Chances are, much of the student body won’t be interested in the Collegian this early on, or ever. But for those who manage to find a copy of our fantastic student newspaper in their hands this very instant, I’d like to start the semester off lightly. So my frequently offensive, politically fallacious rants will have to wait for a later column.
Now, as a super-senior (which I highly recommend becoming), and with this being my last semester, I feel it proper to pause and reflect on my previous four years of CSU student life in order to offer you, most precious reader, some humble scraps of advice that just might make your student life this semester easier-especially if you’re a freshman.
I don’t mean to come off conceited or condescending, but this really is the kind of stuff I wish someone had told me early on in my college career. I recall the tips from orientation being disappointingly worthless.
First of all, freshmen, though it’s illegal, some of you are going to be drinking in the dorms. I know it, you know it, your parents are in denial about it, but most importantly your Resident Assistants (the Gestapo) know it too.
Do you really want to be the first jackass in your hall to get busted? Don’t be foolish. Keep the party quiet.
For instance, avoid unhinging your bathroom door to make a beer pong table (cough) . actually, just shy away from beer completely, the aluminum evidence clutters up quickly. Being loud, obnoxious and drunkenly retarded are guaranteed methods of assuring that an RA, or even CSUPD, comes knocking on your door.
Honestly, your RA despises writing you up and desperately hopes that you don’t give them a reason to. If you’re smart, it’s win-win for everyone.
Skipping class is sexy, seductive and trendy. Unfortunately, these very sirens will also be the fastest way to screw yourself (academically, you pervert). Believe me, a lousy GPA your freshman and sophomore years has a way of haunting you.

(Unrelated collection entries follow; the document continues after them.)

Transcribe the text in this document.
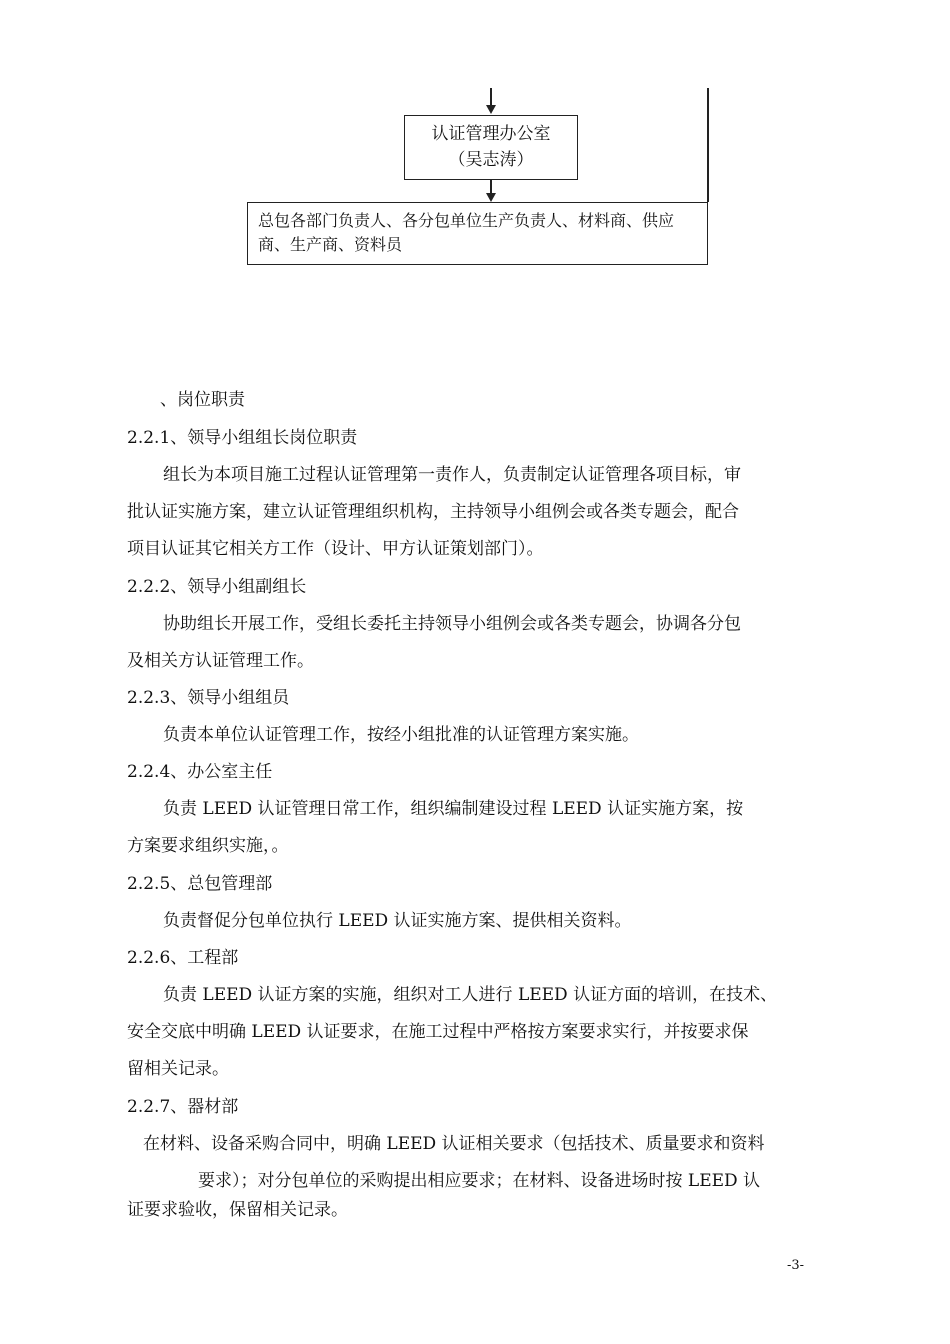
认证管理办公室
（吴志涛）
总包各部门负责人、各分包单位生产负责人、材料商、供应
商、生产商、资料员
、岗位职责
2.2.1、领导小组组长岗位职责
组长为本项目施工过程认证管理第一责作人，负责制定认证管理各项目标，审
批认证实施方案，建立认证管理组织机构，主持领导小组例会或各类专题会，配合
项目认证其它相关方工作（设计、甲方认证策划部门）。
2.2.2、领导小组副组长
协助组长开展工作，受组长委托主持领导小组例会或各类专题会，协调各分包
及相关方认证管理工作。
2.2.3、领导小组组员
负责本单位认证管理工作，按经小组批准的认证管理方案实施。
2.2.4、办公室主任
负责 LEED 认证管理日常工作，组织编制建设过程 LEED 认证实施方案，按
方案要求组织实施，。
2.2.5、总包管理部
负责督促分包单位执行 LEED 认证实施方案、提供相关资料。
2.2.6、工程部
负责 LEED 认证方案的实施，组织对工人进行 LEED 认证方面的培训，在技术、
安全交底中明确 LEED 认证要求，在施工过程中严格按方案要求实行，并按要求保
留相关记录。
2.2.7、器材部
在材料、设备采购合同中，明确 LEED 认证相关要求（包括技术、质量要求和资料
要求）；对分包单位的采购提出相应要求；在材料、设备进场时按 LEED 认
证要求验收，保留相关记录。
-3-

Most of the kids I’ve known who’ve dropped out had shameful records of course attendance. Cutting class becomes addictive – the more you do it the more of a destructive habit it becomes.

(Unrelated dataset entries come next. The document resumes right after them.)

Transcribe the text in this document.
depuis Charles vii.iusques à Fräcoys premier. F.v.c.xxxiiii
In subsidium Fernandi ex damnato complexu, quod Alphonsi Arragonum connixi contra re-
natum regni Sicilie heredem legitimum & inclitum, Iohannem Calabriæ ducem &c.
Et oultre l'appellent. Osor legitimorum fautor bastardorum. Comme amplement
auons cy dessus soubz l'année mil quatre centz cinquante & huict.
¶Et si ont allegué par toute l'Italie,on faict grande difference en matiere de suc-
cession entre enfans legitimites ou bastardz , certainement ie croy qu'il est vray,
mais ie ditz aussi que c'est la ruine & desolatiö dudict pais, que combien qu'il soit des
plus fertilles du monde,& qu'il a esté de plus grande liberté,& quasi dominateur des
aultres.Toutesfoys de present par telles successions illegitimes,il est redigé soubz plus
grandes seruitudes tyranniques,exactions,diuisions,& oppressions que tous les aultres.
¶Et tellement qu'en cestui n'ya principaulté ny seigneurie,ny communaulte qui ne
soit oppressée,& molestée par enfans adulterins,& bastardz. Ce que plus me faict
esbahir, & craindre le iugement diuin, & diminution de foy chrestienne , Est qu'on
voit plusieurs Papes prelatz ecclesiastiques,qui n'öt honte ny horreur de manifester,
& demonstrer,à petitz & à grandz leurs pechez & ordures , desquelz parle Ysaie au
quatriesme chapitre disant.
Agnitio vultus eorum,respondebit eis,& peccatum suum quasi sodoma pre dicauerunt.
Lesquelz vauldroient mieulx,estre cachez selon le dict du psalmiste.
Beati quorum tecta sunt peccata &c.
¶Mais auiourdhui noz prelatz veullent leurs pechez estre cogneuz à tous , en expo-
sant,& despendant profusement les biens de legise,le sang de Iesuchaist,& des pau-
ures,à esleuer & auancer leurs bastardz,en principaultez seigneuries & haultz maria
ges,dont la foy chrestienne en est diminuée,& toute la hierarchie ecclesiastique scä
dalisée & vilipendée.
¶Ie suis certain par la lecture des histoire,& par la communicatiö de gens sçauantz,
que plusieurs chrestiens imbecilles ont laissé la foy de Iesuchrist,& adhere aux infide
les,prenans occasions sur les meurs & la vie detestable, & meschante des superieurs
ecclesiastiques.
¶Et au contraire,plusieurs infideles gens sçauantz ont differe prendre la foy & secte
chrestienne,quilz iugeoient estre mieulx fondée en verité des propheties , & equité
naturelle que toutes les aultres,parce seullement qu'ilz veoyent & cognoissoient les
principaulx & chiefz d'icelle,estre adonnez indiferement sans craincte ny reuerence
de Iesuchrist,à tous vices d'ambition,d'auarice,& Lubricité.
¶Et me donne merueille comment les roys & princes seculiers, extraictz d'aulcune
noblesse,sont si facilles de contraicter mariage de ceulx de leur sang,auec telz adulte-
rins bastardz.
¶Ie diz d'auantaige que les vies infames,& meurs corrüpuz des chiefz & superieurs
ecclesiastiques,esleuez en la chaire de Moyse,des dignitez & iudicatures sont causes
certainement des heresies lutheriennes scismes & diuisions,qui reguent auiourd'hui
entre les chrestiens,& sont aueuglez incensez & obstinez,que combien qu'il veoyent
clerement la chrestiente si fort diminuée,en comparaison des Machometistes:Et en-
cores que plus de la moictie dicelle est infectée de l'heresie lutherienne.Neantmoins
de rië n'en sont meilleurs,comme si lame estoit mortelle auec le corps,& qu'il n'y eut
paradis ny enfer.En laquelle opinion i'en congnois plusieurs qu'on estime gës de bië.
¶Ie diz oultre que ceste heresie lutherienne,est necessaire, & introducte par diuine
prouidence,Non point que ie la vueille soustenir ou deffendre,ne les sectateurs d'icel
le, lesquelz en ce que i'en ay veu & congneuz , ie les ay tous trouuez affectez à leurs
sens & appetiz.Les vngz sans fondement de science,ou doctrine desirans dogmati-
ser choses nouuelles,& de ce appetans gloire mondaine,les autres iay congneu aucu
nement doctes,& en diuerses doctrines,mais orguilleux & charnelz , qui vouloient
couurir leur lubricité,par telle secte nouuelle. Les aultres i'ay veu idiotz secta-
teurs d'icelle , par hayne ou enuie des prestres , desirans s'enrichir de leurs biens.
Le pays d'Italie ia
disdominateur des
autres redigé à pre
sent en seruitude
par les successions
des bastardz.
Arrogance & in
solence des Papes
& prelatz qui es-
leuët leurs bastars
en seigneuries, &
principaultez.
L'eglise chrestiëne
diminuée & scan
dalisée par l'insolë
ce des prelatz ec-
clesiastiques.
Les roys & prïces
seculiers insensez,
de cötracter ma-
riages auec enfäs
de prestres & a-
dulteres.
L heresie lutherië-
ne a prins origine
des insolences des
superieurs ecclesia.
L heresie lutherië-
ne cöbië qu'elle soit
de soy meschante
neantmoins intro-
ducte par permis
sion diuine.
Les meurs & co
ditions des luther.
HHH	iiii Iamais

Professors notice absence. Good ones can even smell your soon-to-be failure (never to be confused with Captain Morgan breath — that’s the smell of success) and will thus grade your papers like hard asses. A surprising number of entry survey courses can be passed by doing little or none of the “required” reading, but very few can be passed without your physical presence.
It might be too late by now, but resist buying your textbooks from the student center. I’ve personally had like-new textbooks shipped from the UK that cost less than heavily used ones from Lory. Even Big Dog is overpriced compared to Amazon.

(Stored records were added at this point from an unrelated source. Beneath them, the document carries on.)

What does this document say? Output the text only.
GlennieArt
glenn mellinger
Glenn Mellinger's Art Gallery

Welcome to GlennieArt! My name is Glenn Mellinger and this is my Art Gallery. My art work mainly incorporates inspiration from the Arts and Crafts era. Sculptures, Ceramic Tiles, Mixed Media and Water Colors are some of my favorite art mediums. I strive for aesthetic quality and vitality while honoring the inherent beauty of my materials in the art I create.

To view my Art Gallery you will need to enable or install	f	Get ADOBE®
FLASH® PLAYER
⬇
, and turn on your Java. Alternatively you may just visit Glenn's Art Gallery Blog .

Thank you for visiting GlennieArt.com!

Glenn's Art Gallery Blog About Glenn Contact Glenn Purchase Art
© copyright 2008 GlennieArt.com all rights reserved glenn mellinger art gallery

Likewise, come the end of the semester you can nab much more on the return by selling them back online if you have the patience.
As much as you might not believe me now, the library will become your best friend. Once upon a time I thought I could study in my dorm, then at my house and later in my apartment. Turns out, not so much. Some people will claim to do it successfully, but they’re likely leaving out the bit about living alone.
Many hours were whittled away in fits of unproductive frustration until my chance meeting, and subsequent affair, with that shining beacon of scholarly salvation – the Morgan Library.
Be astounded! It contains dozens of nooks to hide away in, private group project rooms, laptops to be checked out, even decent coffee to be had. Every senior I know wishes they had discovered it sooner. Allow their pitiful regret to become your cherished fortune.
Obviously I’m now out of room – and advice (how coincidental!) – so have a marvelous weekend, CSU.